In nonimmune children (11–40kg), atovaquone/proguanil (dosage based on bodyweight) once daily was associated with fewer treatment-related gastrointestinal adverse events than chloroquine plus proguanil. In a study of semi-immune children, atovaquone/proguanil and placebo were associated with a higher incidence of abdominal pain, vomiting and headache than that reported by adults, but all events were considered mild. Atovaquone/proguanil was at least as well tolerated in the elderly (>65 years) [n = 47] as it was in the entire study population (≥3 years) [n = 1998].

Dosage and Administration

For prophylaxis of P. falciparum malaria in adults, the fixed-dose combination tablet of atovaquone/proguanil 250/100mg should be administered once daily.
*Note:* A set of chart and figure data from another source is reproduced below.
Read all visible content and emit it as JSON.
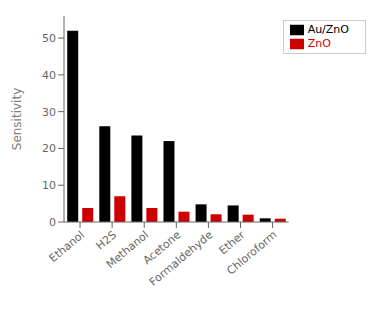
{
  "chart_data": {
    "type": "bar",
    "categories": [
      "Ethanol",
      "H2S",
      "Methanol",
      "Acetone",
      "Formaldehyde",
      "Ether",
      "Chloroform"
    ],
    "series": [
      {
        "name": "Au/ZnO",
        "color": "#000000",
        "values": [
          52,
          26,
          23.5,
          22,
          4.8,
          4.5,
          1.0
        ]
      },
      {
        "name": "ZnO",
        "color": "#cc0000",
        "values": [
          3.8,
          7.0,
          3.8,
          2.8,
          2.1,
          2.0,
          0.9
        ]
      }
    ],
    "ylabel": "Sensitivity",
    "ylim": [
      0,
      56
    ],
    "yticks": [
      0,
      10,
      20,
      30,
      40,
      50
    ],
    "grid": false,
    "legend": "upper right"
  }
}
Dosage in children is based on bodyweight, with a paediatric tablet containing atovaquone/proguanil 62.5/25mg available for children weighing 11–40kg.

Atovaquone/proguanil should be taken at the same time each day with food or a milky drink to maximise absorption. Treatment should be started 1 or 2 days before entering a malaria-endemic area, continued during the stay and for 7 days after leaving the region. If vomiting occurs within 1 hour of administration, a repeat dose should be taken.
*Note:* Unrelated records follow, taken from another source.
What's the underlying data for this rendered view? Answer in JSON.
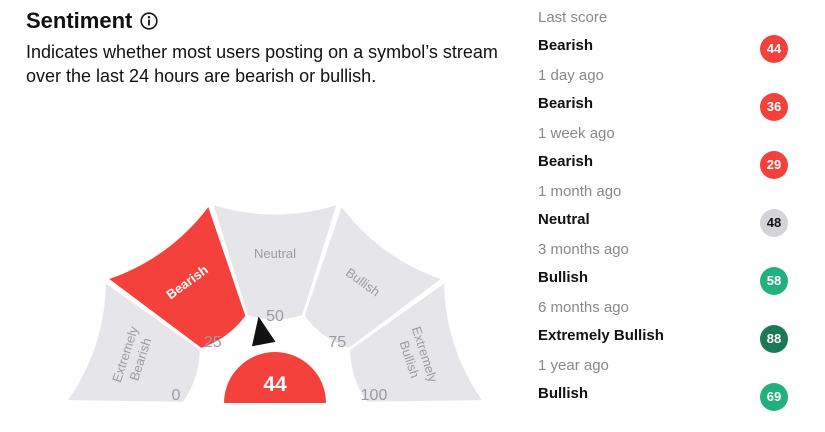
{
  "header": {
    "title": "Sentiment",
    "info_icon": "info-icon",
    "description": "Indicates whether most users posting on a symbol’s stream over the last 24 hours are bearish or bullish."
  },
  "gauge": {
    "value": 44,
    "active_segment": "bearish",
    "segments": [
      {
        "id": "extremely-bearish",
        "label_line1": "Extremely",
        "label_line2": "Bearish"
      },
      {
        "id": "bearish",
        "label_line1": "Bearish",
        "label_line2": ""
      },
      {
        "id": "neutral",
        "label_line1": "Neutral",
        "label_line2": ""
      },
      {
        "id": "bullish",
        "label_line1": "Bullish",
        "label_line2": ""
      },
      {
        "id": "extremely-bullish",
        "label_line1": "Extremely",
        "label_line2": "Bullish"
      }
    ],
    "ticks": [
      "0",
      "25",
      "50",
      "75",
      "100"
    ],
    "colors": {
      "active": "#f5413b",
      "inactive": "#e6e6ea",
      "inactive_text": "#9a9aa2",
      "active_text": "#ffffff"
    }
  },
  "history": [
    {
      "period": "Last score",
      "label": "Bearish",
      "score": "44",
      "color": "#f5413b"
    },
    {
      "period": "1 day ago",
      "label": "Bearish",
      "score": "36",
      "color": "#f5413b"
    },
    {
      "period": "1 week ago",
      "label": "Bearish",
      "score": "29",
      "color": "#f5413b"
    },
    {
      "period": "1 month ago",
      "label": "Neutral",
      "score": "48",
      "color": "#d4d4d8",
      "text_color": "#111111"
    },
    {
      "period": "3 months ago",
      "label": "Bullish",
      "score": "58",
      "color": "#22b07d"
    },
    {
      "period": "6 months ago",
      "label": "Extremely Bullish",
      "score": "88",
      "color": "#1a7a55"
    },
    {
      "period": "1 year ago",
      "label": "Bullish",
      "score": "69",
      "color": "#22b07d"
    }
  ]
}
Atovaquone/proguanil is contraindicated in patients with severe renal impairment (creatinine clearance 1.8 L/h [<30 ml/min]). Dosage adjustment is not required in the elderly. Concomitant administration of atovaquone/proguanil is not recommended with rifampicin or rifabutin. P. falciparum malaria carries an increased risk in pregnancy both to the mother and the fetus and, if possible, pregnant women should not travel to malaria-endemic regions. Breast feeding is not recommended while receiving atovaquone/proguanil therapy.

Various sections of the manuscript reviewed by: S. Borrmann, Institute of Tropical Medicine, Department of Parasitology, Tübingen, Germany; P. J. de Vries, Tropical Medicine and AIDS, Division of Infectious Diseases, Amsterdam, The Netherlands; D. B. A. Hutchinson, Westerham, Kent, England; S. Looareesuwan, Mahidol University, Faculty of Tropical Medicine, Bangkok, Thailand; F. Nosten, Shoklo Malaria Research Unit, Mae Sot, Thailand; R. Price, Menzies School of Health Research, Casuarina, Northern Territories, Australia; G. D. Shanks, US Army Medical Component of the Armed Forces Research Institute of Medical Sciences, Bangkok, Thailand.
Data Selection
Sources: Medical literature published in any language since 1980 on atovaquone/proguanil, identified using Medline and EMBASE, supplemented by AdisBase (a proprietary database of Adis International). Additional references were identified from the reference lists of published articles. Bibliographical information, including contributory unpublished data, was also requested from the company developing the drug.
Search strategy: Medline search terms were ‘atovaquone proguanil’ or ‘proguanil atovaquone’. EMBASE search terms were ‘atovaquone proguanil’ or ‘proguanil atovaquone’. AdisBase search terms were ‘atovaquone proguanil’ or ‘proguanil atovaquone’. Searches were last updated 3 February 2003.
Selection: Studies in individuals who received atovaquone/proguanil. Inclusion of studies was based mainly on the methods section of the trials. When available, large, well controlled trials with appropriate statistical methodology were preferred. Relevant pharmacodynamic and pharmacokinetic data are also included.
Index terms: atovaquone, malaria, prophylaxis, pharmacodynamics, pharmacokinetics, proguanil, therapeutic use.